As a gay club, it was a surprise when in 2002 Playboy chose the club as "best place to meet chicks". Friday nights' drag shows drew a large number of heterosexual men, making it a good night to mix.

In December 2003, Brock decided to close the club. The end of a multi-year lease was approaching and by this time Brock was in declining health. The opening of a new gay club in town had also hurt business. On December 26, 2003, Glen Haddock, club manager, made the announcement that it was the last night the club would be open.

The doors opened one more time for a final farewell extravaganza on January 31, 2004. The club was filled to capacity and former bar staff, patrons, and friends all gathered to say goodbye. The bartenders poured out the remaining bar stock throughout the evening free of charge and the entertainers performed while a slide show of images from over the years was projected on the club's screen under the mezzanine.

A huge "Farewell to Dickinson Avenue" party was held at Limelight Nightclub (in the former Paddock Building) on September 30, 2013. People from the entire history of the club location back to 1973 were in attendance. In October 2013 the former Paddock Club building at 1008-B Dickinson Avenue was demolished by the State of North Carolina to make way for the 10th Street Connector road project which now runs directly over the rear right portion of the former site of the building.

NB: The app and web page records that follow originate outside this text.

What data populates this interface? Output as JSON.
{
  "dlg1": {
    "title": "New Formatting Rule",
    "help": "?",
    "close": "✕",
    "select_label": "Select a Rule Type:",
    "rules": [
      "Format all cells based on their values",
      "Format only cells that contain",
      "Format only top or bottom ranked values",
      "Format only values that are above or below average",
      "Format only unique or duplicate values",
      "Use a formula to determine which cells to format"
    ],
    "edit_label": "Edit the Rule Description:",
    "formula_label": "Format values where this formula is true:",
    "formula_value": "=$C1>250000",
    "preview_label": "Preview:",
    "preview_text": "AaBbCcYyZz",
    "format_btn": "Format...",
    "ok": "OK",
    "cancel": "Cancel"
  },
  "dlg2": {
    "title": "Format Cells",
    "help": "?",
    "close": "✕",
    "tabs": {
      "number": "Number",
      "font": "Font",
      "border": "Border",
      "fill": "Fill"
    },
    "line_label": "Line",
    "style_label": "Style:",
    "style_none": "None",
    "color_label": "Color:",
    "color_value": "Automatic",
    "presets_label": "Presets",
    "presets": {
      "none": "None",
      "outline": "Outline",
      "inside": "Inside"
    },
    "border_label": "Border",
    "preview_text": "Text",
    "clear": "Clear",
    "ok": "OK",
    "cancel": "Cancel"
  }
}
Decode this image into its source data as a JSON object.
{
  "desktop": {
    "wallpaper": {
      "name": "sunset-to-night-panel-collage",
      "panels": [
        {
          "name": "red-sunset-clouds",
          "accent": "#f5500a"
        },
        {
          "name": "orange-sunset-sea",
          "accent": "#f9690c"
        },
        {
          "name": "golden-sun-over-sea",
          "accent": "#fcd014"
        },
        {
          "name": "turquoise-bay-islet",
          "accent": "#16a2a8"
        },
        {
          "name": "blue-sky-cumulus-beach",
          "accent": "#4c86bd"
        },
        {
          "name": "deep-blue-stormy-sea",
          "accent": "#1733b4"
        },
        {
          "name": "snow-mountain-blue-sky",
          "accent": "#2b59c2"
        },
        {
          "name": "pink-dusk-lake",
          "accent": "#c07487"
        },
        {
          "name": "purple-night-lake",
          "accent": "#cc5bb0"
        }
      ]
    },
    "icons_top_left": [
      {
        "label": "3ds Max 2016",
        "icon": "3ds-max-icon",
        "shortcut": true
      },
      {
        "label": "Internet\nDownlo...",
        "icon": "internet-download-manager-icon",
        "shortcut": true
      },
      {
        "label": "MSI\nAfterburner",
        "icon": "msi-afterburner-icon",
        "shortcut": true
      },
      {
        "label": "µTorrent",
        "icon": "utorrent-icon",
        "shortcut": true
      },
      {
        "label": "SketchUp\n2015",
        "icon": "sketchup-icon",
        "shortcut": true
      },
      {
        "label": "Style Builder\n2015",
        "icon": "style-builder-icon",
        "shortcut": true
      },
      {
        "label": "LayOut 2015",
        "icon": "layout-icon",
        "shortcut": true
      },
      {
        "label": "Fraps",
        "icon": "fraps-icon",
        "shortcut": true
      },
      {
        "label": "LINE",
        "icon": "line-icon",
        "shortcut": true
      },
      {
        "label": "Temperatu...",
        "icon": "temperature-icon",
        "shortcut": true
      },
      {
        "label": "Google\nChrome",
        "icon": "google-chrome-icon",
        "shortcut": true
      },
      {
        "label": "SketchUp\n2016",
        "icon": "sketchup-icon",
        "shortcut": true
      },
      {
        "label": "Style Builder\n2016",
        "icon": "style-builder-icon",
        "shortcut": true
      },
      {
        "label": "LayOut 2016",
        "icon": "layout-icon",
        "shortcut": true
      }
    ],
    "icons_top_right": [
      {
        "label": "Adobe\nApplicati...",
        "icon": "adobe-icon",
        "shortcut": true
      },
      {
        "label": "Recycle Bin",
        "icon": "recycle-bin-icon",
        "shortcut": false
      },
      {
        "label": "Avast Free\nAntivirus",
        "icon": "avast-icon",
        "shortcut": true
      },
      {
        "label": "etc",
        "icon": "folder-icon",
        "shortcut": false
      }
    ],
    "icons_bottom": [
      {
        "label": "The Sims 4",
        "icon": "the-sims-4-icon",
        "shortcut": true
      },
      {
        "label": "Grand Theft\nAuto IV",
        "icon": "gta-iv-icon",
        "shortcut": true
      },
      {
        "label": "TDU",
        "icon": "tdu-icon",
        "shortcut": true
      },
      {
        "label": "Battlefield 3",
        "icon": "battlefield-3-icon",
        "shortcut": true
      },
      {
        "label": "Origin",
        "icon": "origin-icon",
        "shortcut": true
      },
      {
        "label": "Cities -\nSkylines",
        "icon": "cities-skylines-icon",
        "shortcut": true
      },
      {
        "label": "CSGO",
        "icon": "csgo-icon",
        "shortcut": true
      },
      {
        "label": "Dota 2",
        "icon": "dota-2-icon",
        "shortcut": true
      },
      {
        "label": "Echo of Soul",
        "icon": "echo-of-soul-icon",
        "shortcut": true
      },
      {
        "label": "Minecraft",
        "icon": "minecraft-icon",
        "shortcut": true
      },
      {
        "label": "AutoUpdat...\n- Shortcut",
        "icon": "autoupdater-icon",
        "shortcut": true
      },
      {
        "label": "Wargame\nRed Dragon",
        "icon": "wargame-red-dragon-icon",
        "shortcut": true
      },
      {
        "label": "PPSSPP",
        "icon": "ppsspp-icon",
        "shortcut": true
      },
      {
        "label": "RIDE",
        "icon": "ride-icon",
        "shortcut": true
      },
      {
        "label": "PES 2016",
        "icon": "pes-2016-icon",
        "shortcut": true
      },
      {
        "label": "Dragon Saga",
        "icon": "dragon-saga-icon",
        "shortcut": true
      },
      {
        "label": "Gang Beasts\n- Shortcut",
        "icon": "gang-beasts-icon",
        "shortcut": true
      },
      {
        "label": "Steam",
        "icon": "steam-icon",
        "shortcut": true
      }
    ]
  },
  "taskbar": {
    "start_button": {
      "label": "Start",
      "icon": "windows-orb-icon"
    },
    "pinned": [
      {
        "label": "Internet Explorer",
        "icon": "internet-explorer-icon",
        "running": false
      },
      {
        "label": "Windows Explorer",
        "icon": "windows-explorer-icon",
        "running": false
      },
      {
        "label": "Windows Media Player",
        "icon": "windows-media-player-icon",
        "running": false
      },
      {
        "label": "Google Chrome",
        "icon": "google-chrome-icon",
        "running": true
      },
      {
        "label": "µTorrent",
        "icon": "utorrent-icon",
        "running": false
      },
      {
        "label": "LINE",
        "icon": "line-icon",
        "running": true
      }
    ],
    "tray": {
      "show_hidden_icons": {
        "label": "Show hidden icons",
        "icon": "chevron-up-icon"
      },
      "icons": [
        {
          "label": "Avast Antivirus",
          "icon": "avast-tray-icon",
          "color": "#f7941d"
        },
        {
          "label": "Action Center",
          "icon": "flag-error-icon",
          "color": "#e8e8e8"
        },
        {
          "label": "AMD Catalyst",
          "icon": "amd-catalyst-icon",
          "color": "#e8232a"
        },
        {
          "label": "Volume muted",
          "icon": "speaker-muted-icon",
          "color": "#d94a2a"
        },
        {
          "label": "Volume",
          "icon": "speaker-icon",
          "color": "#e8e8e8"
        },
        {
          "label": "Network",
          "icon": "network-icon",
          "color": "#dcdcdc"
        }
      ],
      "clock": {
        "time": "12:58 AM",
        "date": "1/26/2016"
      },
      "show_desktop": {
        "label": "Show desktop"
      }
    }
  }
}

In the summer of 2014 production wrapped up on a feature-length documentary about The Paddock Club entitled: "Dickinson Avenue, The {mostly} True Story of The Paddock Club." The documentary is now available on Blu-Ray disc at www.dickinsonavenuemovie.com

Commemorating the space and the people that made The Paddock Club an indelible part of history, a memorial created from the original steel spiral staircase from the club proudly stands at 1010 Dickinson Avenue and was dedicated on June 29, 2024.